Google’s experimental new Fast Flip is a “slick online tool” for reading the news, said Alexei Oreskovic in Reuters. The goal is to make online articles feel more like “the good old print product,” as readers flip “quickly and effortlessly” through the static first pages of articles from partner newspapers and magazines, including The New York Times, The Washington Post, and Newsweek.
Google’s Fast Flip is kind of “cool,” said Rafe Needleman in CNET News, “if your brain is stuck in 1969 and you want to pretend that newfangled computer in front of you is a microfilm reader.” The speed boost is nice, but Web designers haven’t spent the last decade coming up with interactive, dynamic sites just so Google can embrace the “old print-based, dead page model.”
Wanting to flip through a magazine or newspaper isn’t some “archaic fetish,” said David Carr in The New York Times. It’s a “baked-in reflex,” and Fast Flip captures that tactile urge especially well on the iPhone or other touch-screen devices. Even on desktop browsers, “Fast Flip denudes pages of fat image files and ads” that “bring back dark memories of dial-up” for online news customers.

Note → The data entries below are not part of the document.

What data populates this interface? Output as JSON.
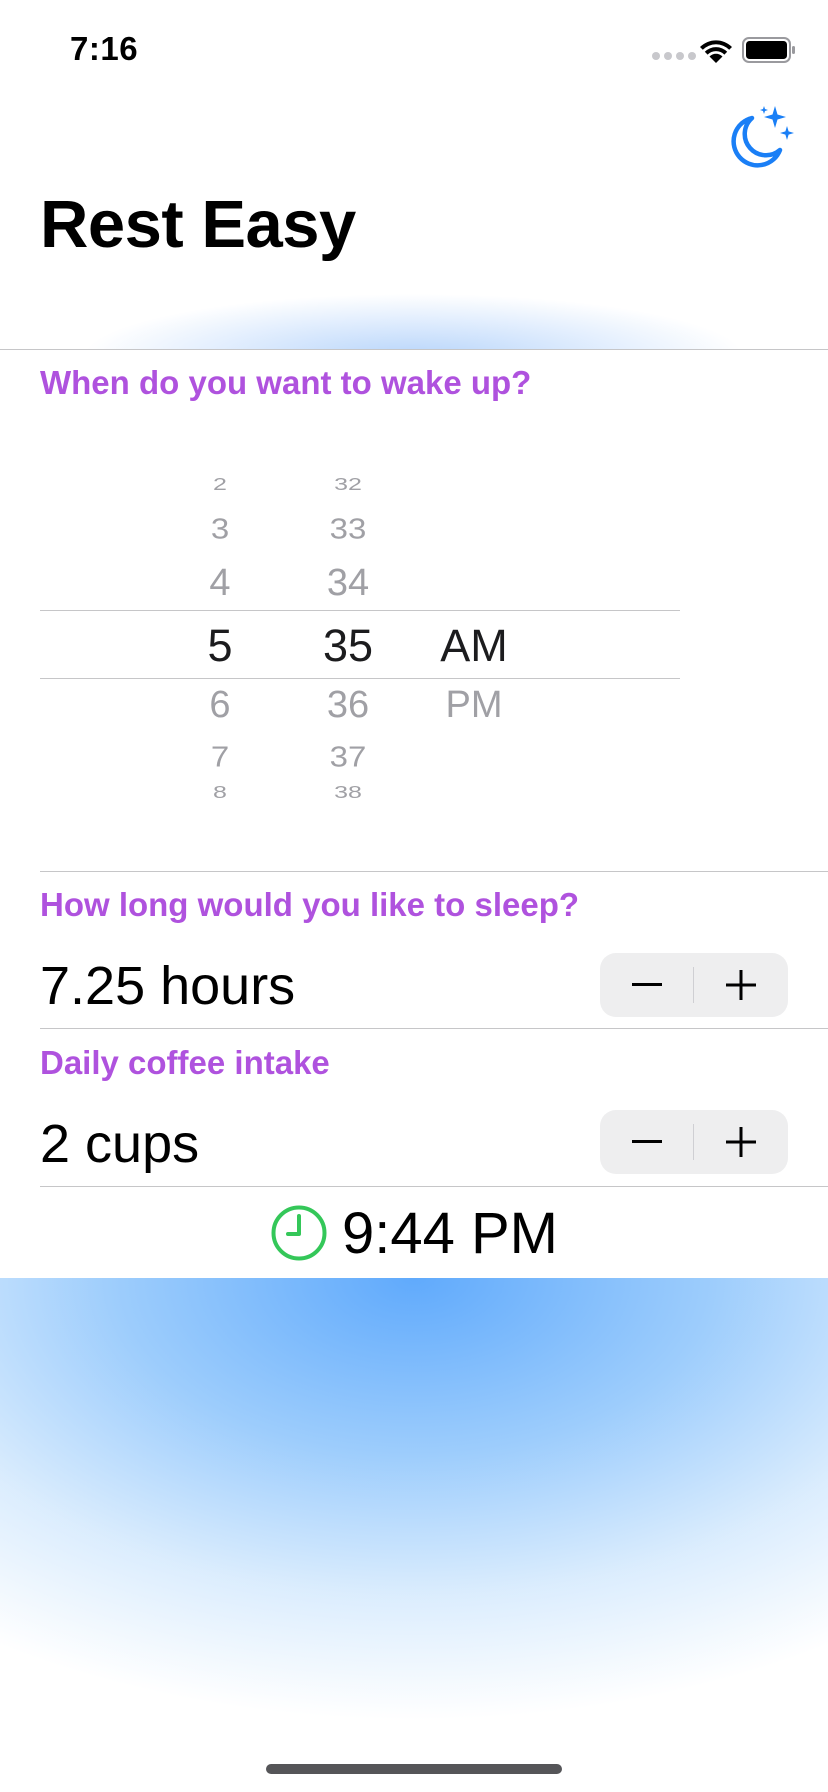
{
  "status_bar": {
    "time": "7:16"
  },
  "header": {
    "title": "Rest Easy",
    "moon_icon": "moon-stars-icon",
    "accent_color": "#1a7ff6"
  },
  "wake_section": {
    "label": "When do you want to wake up?",
    "picker": {
      "hours": [
        "2",
        "3",
        "4",
        "5",
        "6",
        "7",
        "8"
      ],
      "minutes": [
        "32",
        "33",
        "34",
        "35",
        "36",
        "37",
        "38"
      ],
      "periods": [
        "AM",
        "PM"
      ],
      "selected": {
        "hour": "5",
        "minute": "35",
        "period": "AM"
      }
    }
  },
  "sleep_section": {
    "label": "How long would you like to sleep?",
    "value": "7.25 hours",
    "minus_label": "−",
    "plus_label": "+"
  },
  "coffee_section": {
    "label": "Daily coffee intake",
    "value": "2 cups",
    "minus_label": "−",
    "plus_label": "+"
  },
  "result": {
    "icon": "clock-icon",
    "icon_color": "#34c759",
    "bedtime": "9:44 PM"
  },
  "colors": {
    "section_label": "#af52de",
    "background_glow": "#60aafc"
  }
}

Google’s media partners must be in a “blind panic” to agree to participate in this, said Paul Bradshaw in Online Journalism Blog. Fast Flip makes Google the “parasite that the news industry says it is.” Google claims this will help crisis-hit newspapers, because it shares revenue from the AdSense ads it places on Fast Flip and readers can (but won’t) click through to the original story. But the loss of pageviews isn’t worth “some pennies from Google.”